C’est drôle, c’est plutôt la vieille qui devrait être blanche de peau, mais elle doit aller au soleil toute nue puisque c’est elle la plus bronzée. Franchement si j’allais chez les culs nus au Cap d’Agde, c’est la p’tite rouquine que j’aimerais croiser, pas la vieille.
Et ce marron avec les trucs qui dégoulinent de chaque côté, c’est de l’Art, ça, c’est de l’Art ?
Il a des goûts de bohémiens ce Klinte.
Quoique le tableau d’à côté, de Bacon, il est pas joyeux, joyeux. I pourrait faire un procès à sa mère. I l’gagnerait c’est sûr ! Chuis sûr que si on me donnerait  un pinceau et des tubes, ch’ferai aussi bien, même mieux, ma parole.
En face, i sont tout nus sur le tableau. Mais pourquoi c’est toujours comme ça ? On se promène pas tout nu. Où est-ce qu’ils ont vu ça ?
Et les autres, I sont tout verts. I zont le choléra ? C’était pendant la grande peste ? Ben dis donc, j’les mettrais pas dans mon salon : y’a de quoi faire des cauchemars.

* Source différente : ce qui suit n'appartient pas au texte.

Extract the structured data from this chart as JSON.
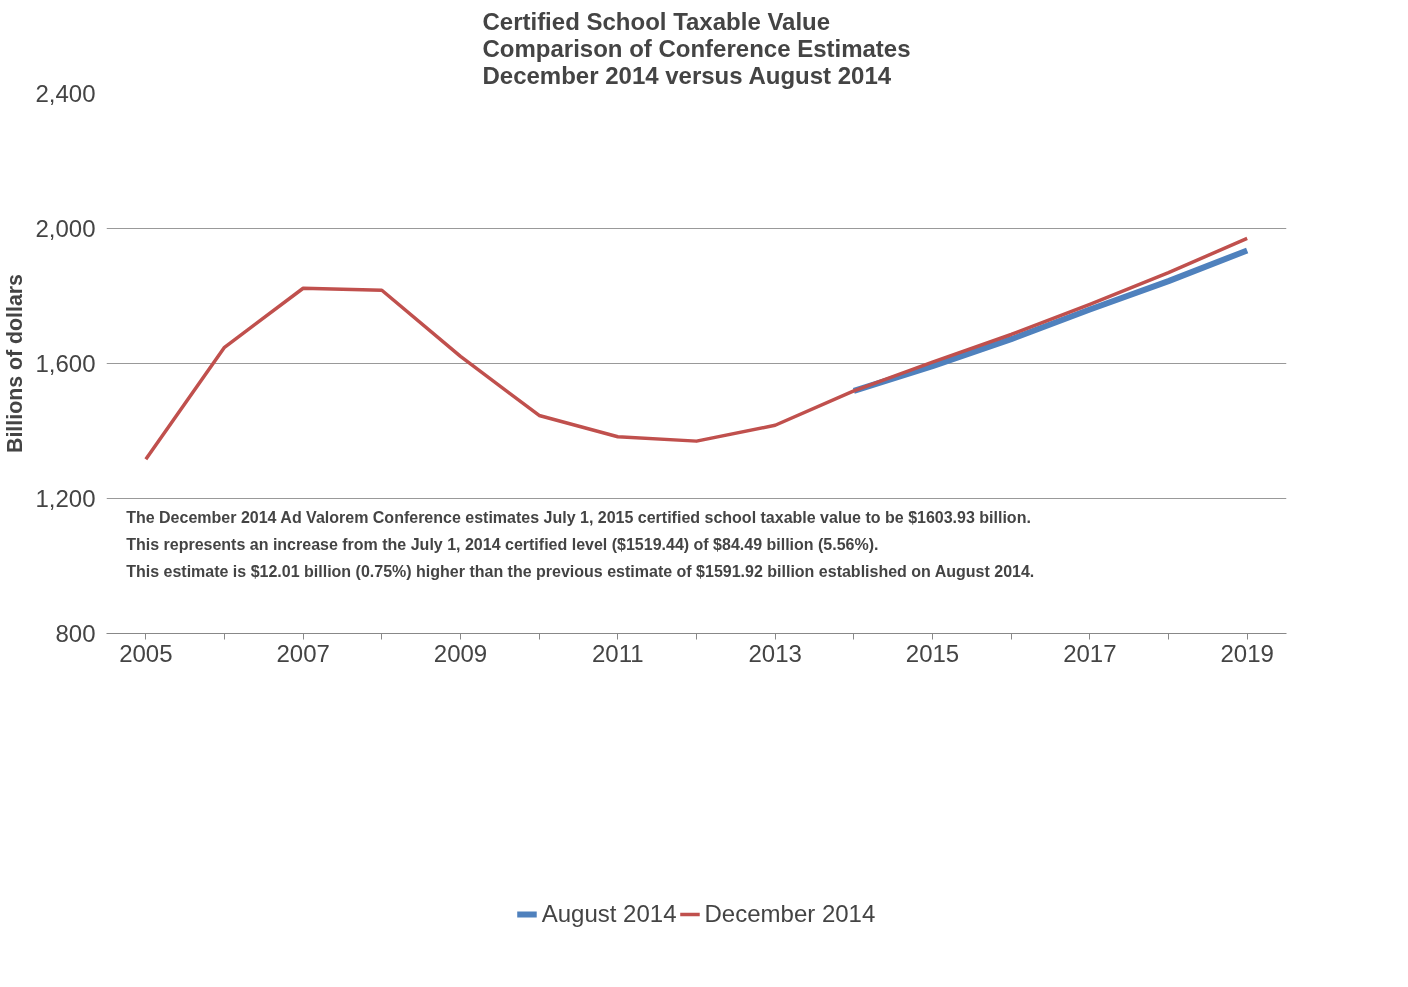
{
  "chart_data": {
    "type": "line",
    "title": "Certified School Taxable Value\nComparison of Conference Estimates\nDecember 2014 versus August 2014",
    "ylabel": "Billions of dollars",
    "x": [
      2005,
      2006,
      2007,
      2008,
      2009,
      2010,
      2011,
      2012,
      2013,
      2014,
      2015,
      2016,
      2017,
      2018,
      2019
    ],
    "series": [
      {
        "name": "August 2014",
        "color": "#4f81bd",
        "values": [
          null,
          null,
          null,
          null,
          null,
          null,
          null,
          null,
          null,
          1519,
          1592,
          1672,
          1760,
          1844,
          1935
        ]
      },
      {
        "name": "December 2014",
        "color": "#c0504d",
        "values": [
          1316,
          1648,
          1823,
          1817,
          1621,
          1446,
          1383,
          1370,
          1417,
          1519,
          1604,
          1686,
          1775,
          1869,
          1971
        ]
      }
    ],
    "xlim": [
      2004.5,
      2019.5
    ],
    "xticks": [
      2005,
      {
        "value": 2006,
        "label": null
      },
      2007,
      {
        "value": 2008,
        "label": null
      },
      2009,
      {
        "value": 2010,
        "label": null
      },
      2011,
      {
        "value": 2012,
        "label": null
      },
      2013,
      {
        "value": 2014,
        "label": null
      },
      2015,
      {
        "value": 2016,
        "label": null
      },
      2017,
      {
        "value": 2018,
        "label": null
      },
      2019
    ],
    "ylim": [
      800,
      2400
    ],
    "yticks": [
      {
        "value": 800,
        "label": "800"
      },
      {
        "value": 1200,
        "label": "1,200"
      },
      {
        "value": 1600,
        "label": "1,600"
      },
      {
        "value": 2000,
        "label": "2,000"
      },
      {
        "value": 2400,
        "label": "2,400"
      }
    ],
    "annotations": [
      "The December 2014 Ad Valorem Conference estimates  July 1, 2015 certified school taxable value to be $1603.93 billion.",
      "This represents an increase from the  July 1, 2014 certified level ($1519.44) of $84.49 billion (5.56%).",
      "This estimate is $12.01 billion (0.75%) higher than the previous estimate of $1591.92 billion established on August 2014."
    ],
    "grid": "y",
    "legend": "bottom",
    "marker": "none",
    "line_style": "solid"
  }
}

Tiens, ya pus personne. J’vais rabaisser ma casquette sur les yeux et je vais me piquer un petit roupillon…

 

- Le Bal -

 

« C’est moi au premier plan sur la photo, les cheveux relvés par trois peignes. J’adorais cette coiffure ; c’était la seule façon de domestiquer ma chevelure que j’avais opulente à l’époque. Je me souviens très bien de cette journée. Ce jour là, j’avais décidé d’aller danser : à la libération tous les espaces étaient en fête. La musique avait kidnappé tous les lieux publics. Elle s’était approprié places, placettes, rues ruelles dans un immense mouvement perpétuel. Liesse générale, bonheur à tous les étages. Frénésie, volupté, mouvement tourbillonnant. Les  esprits virevoltaient aussi vite que les froufrous des jupes des filles. Tout était en perpétuelle activité. La vie renaissait après tous ces morts…Elle était plus forte que la Mort. Elle s’imposait, elle nous prenait par la main, elle nous emportait, nous bousculait, nous pressait, nous harcelait. Vivre était devenu une fin en soi, une activité à part entière !
 Roberto m’avait accompagnée. Regarde comme il pose pudiquement son bras sur mon épaule. C’était en tout début d’après-midi. C’est pour cela que je suis encore assise. Car après, je crois que je ne suis plus revenue sur ma chaise. J’ai dansé à en perdre haleine. Tu sais, c’était l’époque du swing et du be-bop. On dansait des heures. Tu as vu la hauteur des talons ?
 Dès les premières notes, les sœurs Arzoumanian s’étaient précipitées sur Maurice. Qu’a cela ne tienne ! Par bravade, il avait décidé de les faire danser toutes les deux à la fois. Il s’en était fort bien sorti, occupant tout le centre de la piste de danse.
 Tu vois la fille au fond, c’est la Raymonde. Quel regard elle lance aux trois danseurs ! C’est qu’elle l’aimait bien le Maurice. Elle en était folle. Mais lui ne lui jetait pas un regard. Elle faisait trop sa précieuse, sa mijaurée. Lui, c’était un bon garçon, sérieux, travailleur et honnête. Il ne voulait pas s’afficher avec cette pimbêche.
 A droite, là, il y a deux filles qui dansent ensemble. Maintenant, vous les jeunes, vous ne faites plus ça. Vous avez honte. C’est bien dommage. Quand on va danser, on danse ! »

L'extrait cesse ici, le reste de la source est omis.